In 2002, JAMA carried an article reporting on the pioneer safety study carried out at the Evidence-Based Center from Stanford and UC-San Francisco. 83 safety practices were chosen from rigid clinical evidence, which were disseminated to all hospitals. Dr. Lucian Leape from Harvard criticized portions of the study, among them the fact that 2/3 of the recommendations were weighted too heavily on technical advances,
that long-standing but effective practices were ignored like checklists, sponge counts, and the 15 best medication practices, and that it relied too much on rigid clinical evidence to the exclusion of common sense and experience.
Let me cite two surprising findings: (1) hand-written orders were found to result in errors four times more than verbal orders, and (2) in NY, the first state to impose a maximimun 80-hour week for residents in training, the mortality rate remained unchanged but found an increase in complications and delay in ordering of tests, possibly from the disruption of continuity of care from one resident team to another.
While Mr.
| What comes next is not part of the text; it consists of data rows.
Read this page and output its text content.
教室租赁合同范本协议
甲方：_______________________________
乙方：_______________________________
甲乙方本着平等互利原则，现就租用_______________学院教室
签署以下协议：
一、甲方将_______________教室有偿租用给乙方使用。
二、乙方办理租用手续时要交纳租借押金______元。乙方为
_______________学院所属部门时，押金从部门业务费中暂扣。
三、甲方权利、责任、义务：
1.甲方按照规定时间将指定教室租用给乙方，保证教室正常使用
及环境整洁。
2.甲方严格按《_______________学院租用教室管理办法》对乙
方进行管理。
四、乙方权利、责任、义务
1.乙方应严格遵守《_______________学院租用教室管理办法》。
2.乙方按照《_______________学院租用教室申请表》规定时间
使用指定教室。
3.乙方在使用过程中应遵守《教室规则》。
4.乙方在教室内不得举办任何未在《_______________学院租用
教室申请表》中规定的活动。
Berick has some reasons to be concerned, he need not panic about the situation. The IOM set a goal of reducing preventable error by 50% in five years, so that the next report ought to be due in 2007. Hospitals and physicians across the nation are well aware of the need to make our health system better and safer. It just takes time and money, as he says. In Florida, for example, physicians are now required to take a mandatory course on reducing medical errors before they are issued their licenses.
Dr. Atul Gawande, the author of the best-selling book, COMPLICATIONS, emphasized that perfection can never be a standard in medicine, but he felt that we all ought to be striving for it.